To support large-scale Iceberg operations, the team also adopted Dremio’s autonomous table management capabilities. Previously, Iceberg snapshots accumulated rapidly, causing metadata bloat, heavy compaction workloads, and unpredictable query slowdowns. Dremio fully automated compaction, clustering, file-size optimization, garbage collection, and metadata cleanup, ensuring consistently performant tables and eliminating the operational burden of manual maintenance. This foundation now enables PL Developments to run lakehouse analytics and AI workloads reliably and efficiently at scale.
Results
These advancements created the foundation for a new generation of AI-enabled business processes. PL Developments deployed LLM applications capable of generating customer communications in under a minute by automatically pulling together order histories, cancellation patterns, and production schedules. Quality teams can now query FDA databases for vendor warning letters in real time and immediately place affected products on hold. Legal teams similarly benefit from instant access to ERP data during mergers and acquisitions, enabling faster and more thorough evaluations of potential targets.

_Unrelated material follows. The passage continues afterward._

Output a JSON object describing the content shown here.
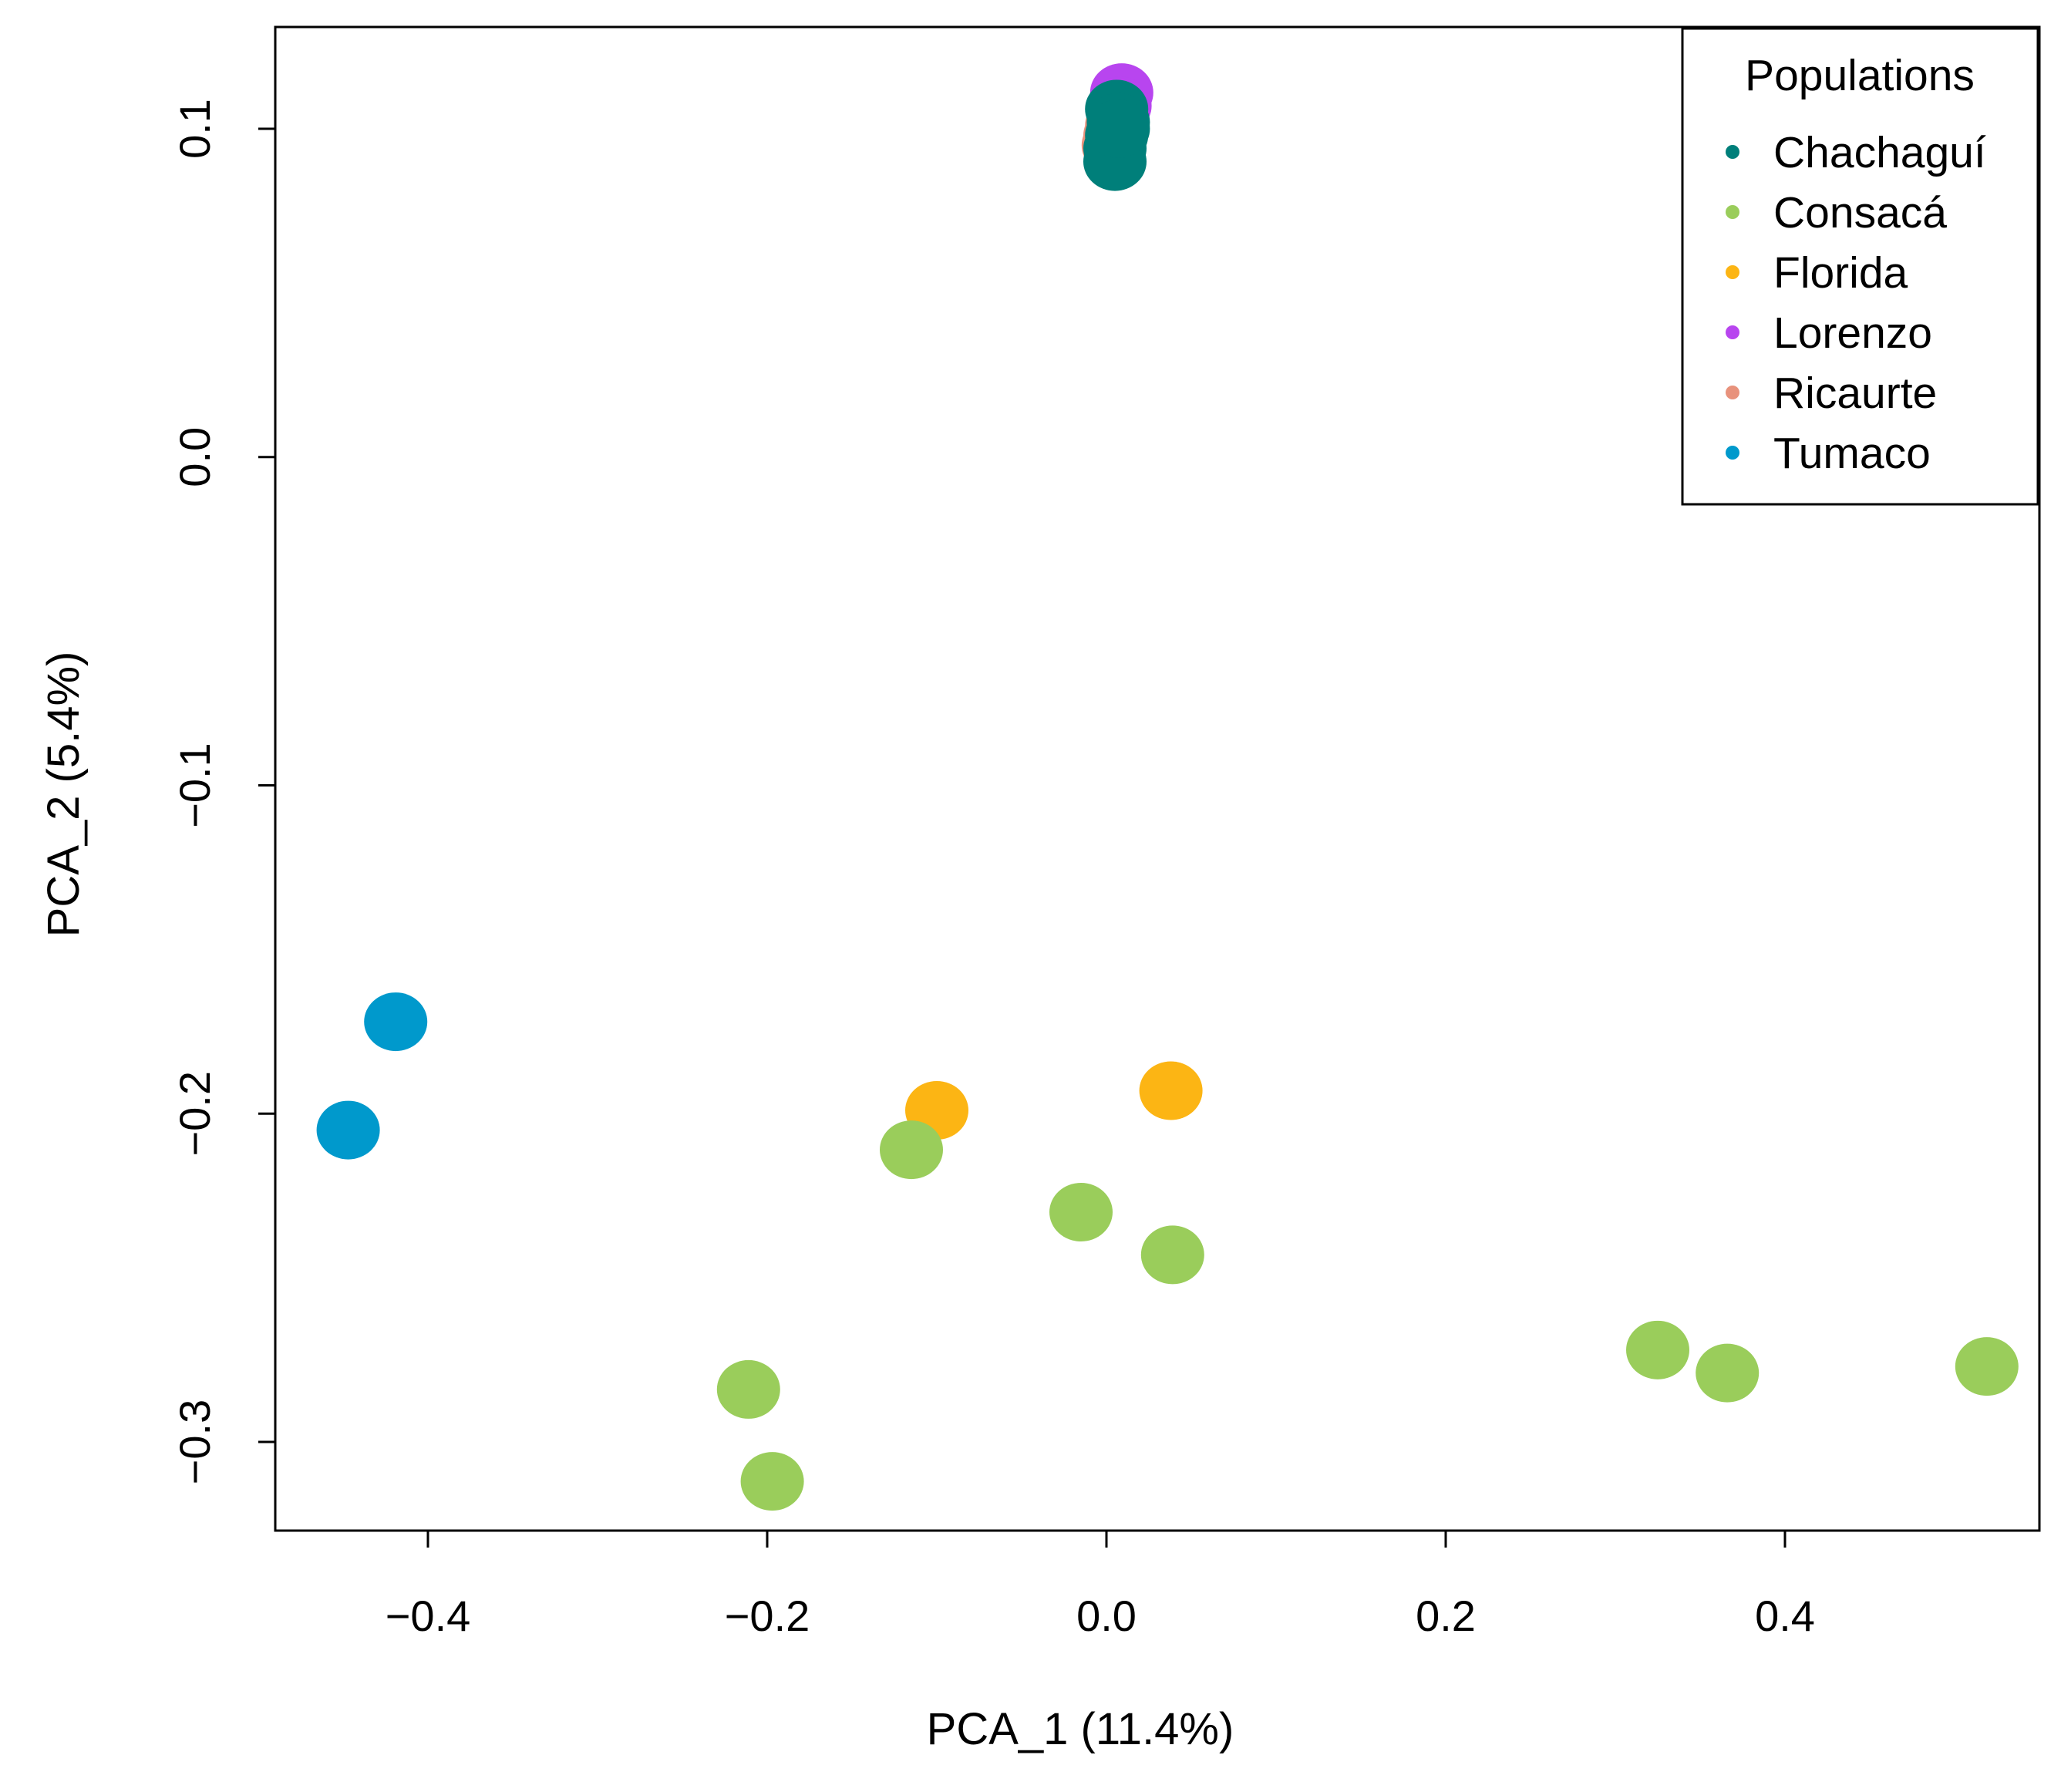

The modernization effort also eliminated the operational strain caused by legacy ETL pipelines. Historically, these pipelines consumed nearly 30% of ERP system resources, slowing critical operations and creating unnecessary bottlenecks. By retiring them and shifting to Dremio’s virtualized, zero-copy architecture, PL Developments reduced system load, accelerated core processes, and freed capacity across its operational landscape.
Dremio has also become the trusted foundation for all AI access within the organization. Rather than exposing databases directly to LLMs or agentic systems, PL Developments uses Dremio as a secure intermediary that enforces governance, provides consistent semantics, and ensures that AI tools interact only with validated, policy-compliant data. With a unified, secure access layer in place, the company is now positioned to scale its AI initiatives with confidence. Dremio gives PL Developments the stability, governance, and performance needed to pursue modern analytics and AI innovation without compromising control or data integrity.